Proposed relief target withholding tax on property transactions for filers as budget details emerge ahead of FY2026-27
The government is considering significant tax relief measures for Pakistan’s real estate sector in the upcoming FY2026-27 budget, aiming to stimulate economic activity, boost construction and generate employment, according to sources familiar with the matter.
The proposed changes focus on reducing withholding taxes imposed under Sections 236K and 236C, which govern property purchases and sales.
Under the proposal, the withholding tax on property purchases for tax filers could be reduced from 1.5% to 0.25%, while the tax on property sales may be cut from 4.5% to 1.5%, marking a substantial easing in transaction costs.

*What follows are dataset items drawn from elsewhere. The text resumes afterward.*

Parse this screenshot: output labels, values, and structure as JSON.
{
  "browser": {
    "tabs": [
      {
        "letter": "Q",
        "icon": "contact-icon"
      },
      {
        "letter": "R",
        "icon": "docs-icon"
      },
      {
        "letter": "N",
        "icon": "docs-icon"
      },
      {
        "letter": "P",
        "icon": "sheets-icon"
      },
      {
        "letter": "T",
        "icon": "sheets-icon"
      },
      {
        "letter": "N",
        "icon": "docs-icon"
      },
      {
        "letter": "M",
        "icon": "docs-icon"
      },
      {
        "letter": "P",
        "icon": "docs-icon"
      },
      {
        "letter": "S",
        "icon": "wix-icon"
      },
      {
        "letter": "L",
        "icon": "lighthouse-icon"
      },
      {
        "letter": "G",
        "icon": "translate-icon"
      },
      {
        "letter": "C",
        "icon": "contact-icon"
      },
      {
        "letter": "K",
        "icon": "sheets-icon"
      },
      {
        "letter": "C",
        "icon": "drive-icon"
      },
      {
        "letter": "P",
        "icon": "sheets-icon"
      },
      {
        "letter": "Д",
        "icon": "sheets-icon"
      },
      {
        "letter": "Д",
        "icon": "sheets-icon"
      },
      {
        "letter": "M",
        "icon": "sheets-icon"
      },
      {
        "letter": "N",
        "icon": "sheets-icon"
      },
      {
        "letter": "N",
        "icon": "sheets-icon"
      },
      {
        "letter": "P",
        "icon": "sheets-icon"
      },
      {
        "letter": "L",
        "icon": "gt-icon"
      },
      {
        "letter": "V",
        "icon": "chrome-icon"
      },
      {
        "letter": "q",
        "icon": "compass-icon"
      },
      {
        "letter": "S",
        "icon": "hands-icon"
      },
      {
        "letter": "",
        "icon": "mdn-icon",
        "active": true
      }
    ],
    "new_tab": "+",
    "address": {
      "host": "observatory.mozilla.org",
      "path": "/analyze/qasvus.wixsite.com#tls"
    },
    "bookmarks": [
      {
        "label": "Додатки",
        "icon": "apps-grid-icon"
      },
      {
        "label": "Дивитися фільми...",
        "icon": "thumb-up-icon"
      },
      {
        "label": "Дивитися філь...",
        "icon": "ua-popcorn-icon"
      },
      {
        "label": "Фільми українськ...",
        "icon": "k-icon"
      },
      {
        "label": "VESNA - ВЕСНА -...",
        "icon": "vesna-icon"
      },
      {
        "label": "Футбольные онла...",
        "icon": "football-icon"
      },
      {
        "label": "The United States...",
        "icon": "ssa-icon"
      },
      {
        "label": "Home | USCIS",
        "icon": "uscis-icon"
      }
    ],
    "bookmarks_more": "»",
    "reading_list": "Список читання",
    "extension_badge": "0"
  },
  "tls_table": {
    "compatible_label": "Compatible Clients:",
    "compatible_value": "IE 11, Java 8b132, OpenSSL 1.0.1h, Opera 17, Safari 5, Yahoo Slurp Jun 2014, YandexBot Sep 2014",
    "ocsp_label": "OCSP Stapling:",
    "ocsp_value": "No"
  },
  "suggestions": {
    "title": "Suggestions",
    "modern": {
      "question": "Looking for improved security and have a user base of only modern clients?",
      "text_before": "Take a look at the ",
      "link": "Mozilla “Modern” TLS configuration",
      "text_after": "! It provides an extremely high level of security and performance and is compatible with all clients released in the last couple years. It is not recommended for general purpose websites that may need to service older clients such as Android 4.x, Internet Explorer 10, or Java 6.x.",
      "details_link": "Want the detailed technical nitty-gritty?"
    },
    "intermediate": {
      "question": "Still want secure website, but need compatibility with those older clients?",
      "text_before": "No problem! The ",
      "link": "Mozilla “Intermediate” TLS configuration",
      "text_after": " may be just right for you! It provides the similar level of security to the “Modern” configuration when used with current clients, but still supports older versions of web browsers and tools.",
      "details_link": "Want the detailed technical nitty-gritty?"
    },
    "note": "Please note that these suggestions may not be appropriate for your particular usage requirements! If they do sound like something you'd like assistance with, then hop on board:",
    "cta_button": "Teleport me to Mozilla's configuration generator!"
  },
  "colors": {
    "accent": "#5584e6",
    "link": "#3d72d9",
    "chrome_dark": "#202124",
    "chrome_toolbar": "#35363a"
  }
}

Sources said the government has already briefed the International Monetary Fund (IMF) on its intention to lower property transaction taxes as part of broader fiscal discussions.
Officials believe that reducing taxes on real estate transactions could help revive market activity, encourage documentation, and ultimately expand the tax base, even as short-term revenues may decline.
However, the proposed relief is expected to remain limited to tax filers. Non-filers are unlikely to receive any concessions in the upcoming budget, with the existing 10.5% tax rate on property transactions expected to stay unchanged to discourage undocumented activity.
Separately, sources in the Ministry of Finance provided key macroeconomic indicators ahead of the budget presentation.
The total federal budget outlay for FY2026-27 is projected at Rs17.1 trillion, with economic growth targeted at 4.1% and inflation estimated at 8.4%.
According to the proposed framework, the Federal Board of Revenue (FBR) is expected to be assigned a tax collection target of Rs15.267 trillion. Petroleum levy collections are projected at Rs1.727 trillion.
On the expenditure side, development spending is estimated at Rs1.1 trillion, while debt servicing is projected at Rs7.824 trillion and defence expenditure at Rs2.665 trillion.
The proposed fiscal plan reflects ongoing efforts to balance economic stimulus measures with fiscal consolidation targets ahead of the new financial year.